It seems like a lot of your problems with SR come from the assumption that there must be an objective truth about which of two clocks is "really" running slower. But the essence of SR is that there's no need for such an assumption, you can analyze any problem from the point of view of different frames which disagree on this, and the laws of physics will work exactly the same in each frame so there's no way to pick out one frame's view as more "real" than any other.
 
  • #12
yogi said:
pervect - I think the intent of the author was that the Earth be regarded as a SR inertial frame, and therefore the train becomes a valid inertial frame (after the train has accelerated to a uniform velocity wrt the earth). After the man begins running along the top of the train at a constant velocity, the man is also a good inertial frame.

If the train is not accelerating (i.e. it's moving in a straight line) then you basically have the classic twin paradox with no turn-around.

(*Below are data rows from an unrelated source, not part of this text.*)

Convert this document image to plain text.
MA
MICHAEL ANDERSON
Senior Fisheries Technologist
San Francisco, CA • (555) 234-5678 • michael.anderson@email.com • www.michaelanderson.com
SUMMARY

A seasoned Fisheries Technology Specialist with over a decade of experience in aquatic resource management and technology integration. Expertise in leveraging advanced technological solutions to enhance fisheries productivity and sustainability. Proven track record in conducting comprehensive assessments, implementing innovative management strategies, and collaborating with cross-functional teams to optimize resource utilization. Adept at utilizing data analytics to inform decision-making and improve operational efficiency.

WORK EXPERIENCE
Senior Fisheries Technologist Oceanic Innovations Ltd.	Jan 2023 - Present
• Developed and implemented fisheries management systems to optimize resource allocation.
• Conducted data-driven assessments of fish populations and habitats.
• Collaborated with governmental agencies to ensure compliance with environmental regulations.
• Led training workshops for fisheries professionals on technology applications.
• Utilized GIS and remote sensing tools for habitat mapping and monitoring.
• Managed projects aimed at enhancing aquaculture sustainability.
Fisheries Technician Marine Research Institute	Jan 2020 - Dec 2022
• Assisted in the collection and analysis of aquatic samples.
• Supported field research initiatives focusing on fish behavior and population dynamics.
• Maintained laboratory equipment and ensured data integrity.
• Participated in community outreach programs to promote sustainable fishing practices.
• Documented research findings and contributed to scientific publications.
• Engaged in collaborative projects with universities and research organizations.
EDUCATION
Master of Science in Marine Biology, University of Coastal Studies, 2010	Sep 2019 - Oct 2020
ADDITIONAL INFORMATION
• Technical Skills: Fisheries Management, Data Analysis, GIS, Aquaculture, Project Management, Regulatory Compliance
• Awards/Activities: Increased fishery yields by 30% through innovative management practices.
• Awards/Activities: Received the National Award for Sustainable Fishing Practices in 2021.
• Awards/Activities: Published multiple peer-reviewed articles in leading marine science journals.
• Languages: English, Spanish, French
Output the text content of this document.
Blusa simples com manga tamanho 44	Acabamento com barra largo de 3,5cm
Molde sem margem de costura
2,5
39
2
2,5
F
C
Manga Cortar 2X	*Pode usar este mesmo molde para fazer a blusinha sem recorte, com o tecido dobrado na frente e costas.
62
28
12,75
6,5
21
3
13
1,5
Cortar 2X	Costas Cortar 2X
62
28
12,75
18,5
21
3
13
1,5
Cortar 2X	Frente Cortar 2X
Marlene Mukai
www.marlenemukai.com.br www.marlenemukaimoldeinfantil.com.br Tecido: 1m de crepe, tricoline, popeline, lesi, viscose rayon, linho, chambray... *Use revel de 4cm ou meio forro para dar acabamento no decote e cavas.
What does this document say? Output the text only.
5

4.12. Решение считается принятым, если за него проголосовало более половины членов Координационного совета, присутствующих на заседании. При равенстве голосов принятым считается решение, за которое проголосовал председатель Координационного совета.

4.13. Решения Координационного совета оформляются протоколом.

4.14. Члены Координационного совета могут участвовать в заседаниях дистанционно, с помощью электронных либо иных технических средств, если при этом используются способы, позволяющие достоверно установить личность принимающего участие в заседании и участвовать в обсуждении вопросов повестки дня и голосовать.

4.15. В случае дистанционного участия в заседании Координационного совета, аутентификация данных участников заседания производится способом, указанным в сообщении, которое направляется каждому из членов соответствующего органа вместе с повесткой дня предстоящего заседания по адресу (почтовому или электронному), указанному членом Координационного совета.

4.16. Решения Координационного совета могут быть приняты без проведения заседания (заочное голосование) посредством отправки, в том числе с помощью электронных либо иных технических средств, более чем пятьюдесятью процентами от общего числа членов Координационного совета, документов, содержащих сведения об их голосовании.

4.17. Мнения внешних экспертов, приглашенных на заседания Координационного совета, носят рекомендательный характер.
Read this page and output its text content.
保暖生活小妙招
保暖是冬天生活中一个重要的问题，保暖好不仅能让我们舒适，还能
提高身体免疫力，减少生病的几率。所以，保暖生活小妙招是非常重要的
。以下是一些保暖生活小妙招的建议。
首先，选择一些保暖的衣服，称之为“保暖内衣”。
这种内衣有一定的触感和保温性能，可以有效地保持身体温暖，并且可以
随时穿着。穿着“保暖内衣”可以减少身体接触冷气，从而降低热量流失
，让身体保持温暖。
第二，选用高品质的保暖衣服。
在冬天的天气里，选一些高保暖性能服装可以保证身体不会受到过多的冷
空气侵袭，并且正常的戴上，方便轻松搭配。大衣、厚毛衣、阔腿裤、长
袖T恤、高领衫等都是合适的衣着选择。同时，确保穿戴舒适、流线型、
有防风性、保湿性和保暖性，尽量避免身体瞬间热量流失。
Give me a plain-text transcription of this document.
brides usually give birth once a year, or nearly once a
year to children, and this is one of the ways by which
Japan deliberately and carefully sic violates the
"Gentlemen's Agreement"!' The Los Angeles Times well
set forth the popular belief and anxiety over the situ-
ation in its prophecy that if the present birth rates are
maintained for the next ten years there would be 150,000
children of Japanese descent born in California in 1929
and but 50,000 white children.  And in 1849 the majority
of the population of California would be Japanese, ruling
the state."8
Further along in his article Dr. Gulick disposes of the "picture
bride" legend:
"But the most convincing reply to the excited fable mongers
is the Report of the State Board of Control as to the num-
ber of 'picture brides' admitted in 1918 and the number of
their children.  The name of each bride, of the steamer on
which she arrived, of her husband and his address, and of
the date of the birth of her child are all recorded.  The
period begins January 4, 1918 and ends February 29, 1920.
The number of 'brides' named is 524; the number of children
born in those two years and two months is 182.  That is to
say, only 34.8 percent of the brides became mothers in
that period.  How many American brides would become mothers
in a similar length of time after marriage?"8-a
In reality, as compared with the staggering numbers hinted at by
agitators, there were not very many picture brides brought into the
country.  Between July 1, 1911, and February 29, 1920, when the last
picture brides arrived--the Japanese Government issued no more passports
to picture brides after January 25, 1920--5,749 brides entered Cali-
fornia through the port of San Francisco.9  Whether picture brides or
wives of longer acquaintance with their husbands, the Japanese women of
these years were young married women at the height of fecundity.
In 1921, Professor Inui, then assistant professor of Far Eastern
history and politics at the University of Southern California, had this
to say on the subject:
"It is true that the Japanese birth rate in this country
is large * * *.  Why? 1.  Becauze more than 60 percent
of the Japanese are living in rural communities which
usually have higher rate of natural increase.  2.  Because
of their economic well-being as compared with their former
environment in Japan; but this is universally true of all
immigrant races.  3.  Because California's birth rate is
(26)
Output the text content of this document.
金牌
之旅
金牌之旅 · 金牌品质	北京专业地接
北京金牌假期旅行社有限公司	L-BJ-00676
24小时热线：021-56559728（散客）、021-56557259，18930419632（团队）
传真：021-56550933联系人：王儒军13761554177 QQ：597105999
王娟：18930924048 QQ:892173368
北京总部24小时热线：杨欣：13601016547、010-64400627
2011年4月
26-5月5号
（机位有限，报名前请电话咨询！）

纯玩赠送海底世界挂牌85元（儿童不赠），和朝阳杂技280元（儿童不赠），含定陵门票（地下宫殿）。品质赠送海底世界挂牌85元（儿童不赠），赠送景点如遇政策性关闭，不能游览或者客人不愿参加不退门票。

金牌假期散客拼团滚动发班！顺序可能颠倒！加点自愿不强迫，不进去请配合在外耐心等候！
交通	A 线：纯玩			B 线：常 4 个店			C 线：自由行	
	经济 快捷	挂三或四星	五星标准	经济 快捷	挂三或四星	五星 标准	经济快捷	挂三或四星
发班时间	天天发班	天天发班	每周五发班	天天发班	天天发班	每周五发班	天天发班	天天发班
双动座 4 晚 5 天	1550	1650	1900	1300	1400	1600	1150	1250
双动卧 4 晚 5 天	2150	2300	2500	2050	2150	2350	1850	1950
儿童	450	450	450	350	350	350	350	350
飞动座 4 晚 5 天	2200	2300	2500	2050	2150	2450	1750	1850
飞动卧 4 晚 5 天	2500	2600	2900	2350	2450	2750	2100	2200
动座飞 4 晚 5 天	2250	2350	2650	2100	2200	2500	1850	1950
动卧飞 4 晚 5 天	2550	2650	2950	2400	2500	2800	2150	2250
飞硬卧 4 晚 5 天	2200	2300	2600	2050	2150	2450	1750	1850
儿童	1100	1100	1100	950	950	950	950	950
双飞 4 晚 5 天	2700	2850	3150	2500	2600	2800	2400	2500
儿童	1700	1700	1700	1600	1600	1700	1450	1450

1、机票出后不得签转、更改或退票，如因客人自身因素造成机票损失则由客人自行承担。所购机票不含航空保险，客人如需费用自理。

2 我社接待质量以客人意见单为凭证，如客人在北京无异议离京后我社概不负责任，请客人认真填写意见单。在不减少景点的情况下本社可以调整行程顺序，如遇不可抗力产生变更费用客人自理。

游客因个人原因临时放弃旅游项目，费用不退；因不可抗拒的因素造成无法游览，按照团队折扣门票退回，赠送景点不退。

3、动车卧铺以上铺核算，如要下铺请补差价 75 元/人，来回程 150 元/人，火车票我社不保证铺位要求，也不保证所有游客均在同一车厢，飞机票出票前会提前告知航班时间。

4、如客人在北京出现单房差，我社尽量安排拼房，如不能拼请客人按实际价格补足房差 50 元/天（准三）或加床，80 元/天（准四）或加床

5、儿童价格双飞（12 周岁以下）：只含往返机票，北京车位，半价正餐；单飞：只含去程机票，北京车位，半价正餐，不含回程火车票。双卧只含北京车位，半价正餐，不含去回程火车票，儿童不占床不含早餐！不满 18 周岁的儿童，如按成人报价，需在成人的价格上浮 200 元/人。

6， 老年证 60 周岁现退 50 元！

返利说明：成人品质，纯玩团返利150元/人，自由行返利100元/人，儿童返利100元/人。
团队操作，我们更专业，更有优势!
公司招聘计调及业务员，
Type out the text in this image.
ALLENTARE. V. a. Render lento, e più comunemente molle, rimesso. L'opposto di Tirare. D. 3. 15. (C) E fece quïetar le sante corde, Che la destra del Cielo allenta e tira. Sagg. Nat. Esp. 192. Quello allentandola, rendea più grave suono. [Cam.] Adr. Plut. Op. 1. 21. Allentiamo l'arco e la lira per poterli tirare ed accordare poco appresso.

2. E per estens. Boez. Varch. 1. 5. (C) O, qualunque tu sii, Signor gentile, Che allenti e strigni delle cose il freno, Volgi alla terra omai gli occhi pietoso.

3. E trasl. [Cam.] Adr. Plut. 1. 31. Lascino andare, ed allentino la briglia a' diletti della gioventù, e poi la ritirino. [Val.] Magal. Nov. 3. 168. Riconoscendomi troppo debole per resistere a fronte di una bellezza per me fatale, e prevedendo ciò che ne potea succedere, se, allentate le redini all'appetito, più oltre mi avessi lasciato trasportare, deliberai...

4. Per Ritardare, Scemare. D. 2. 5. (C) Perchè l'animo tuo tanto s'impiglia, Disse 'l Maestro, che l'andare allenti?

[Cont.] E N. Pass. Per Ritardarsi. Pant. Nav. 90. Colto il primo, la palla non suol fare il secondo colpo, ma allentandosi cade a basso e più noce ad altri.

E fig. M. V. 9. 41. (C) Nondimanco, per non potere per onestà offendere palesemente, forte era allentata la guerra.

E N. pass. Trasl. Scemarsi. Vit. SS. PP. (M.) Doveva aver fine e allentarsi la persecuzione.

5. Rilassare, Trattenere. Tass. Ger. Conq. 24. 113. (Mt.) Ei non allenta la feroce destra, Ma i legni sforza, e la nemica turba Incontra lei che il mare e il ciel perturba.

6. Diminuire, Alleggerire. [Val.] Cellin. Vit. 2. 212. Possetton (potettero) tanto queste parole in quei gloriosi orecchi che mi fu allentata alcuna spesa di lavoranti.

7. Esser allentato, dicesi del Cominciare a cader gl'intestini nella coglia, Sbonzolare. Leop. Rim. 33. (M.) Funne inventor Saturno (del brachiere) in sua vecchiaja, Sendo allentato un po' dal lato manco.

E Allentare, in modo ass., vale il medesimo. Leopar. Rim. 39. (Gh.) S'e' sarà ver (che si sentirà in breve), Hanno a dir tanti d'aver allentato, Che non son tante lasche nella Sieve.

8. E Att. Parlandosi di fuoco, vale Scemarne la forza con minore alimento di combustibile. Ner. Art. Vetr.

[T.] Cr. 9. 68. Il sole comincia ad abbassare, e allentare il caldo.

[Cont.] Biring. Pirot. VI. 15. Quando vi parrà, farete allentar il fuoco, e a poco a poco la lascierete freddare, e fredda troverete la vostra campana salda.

The man thinks the train's clock is slow, any individual on the train thinks the man's clocks are slow.

Once the running man passes a clock on the train, he never passes the same clock again.

If the train is moving in a circle, it must be accelerating, and the man will pass the same clock more than once. This is really the only case that I thought was interesting, the standard twin paradox has been discussed extensively.

In the case where the train is accelerating, the easiest approach is to totally ignore the non-inertial coordiante system of the train, and work purely in some inertial coordinate system.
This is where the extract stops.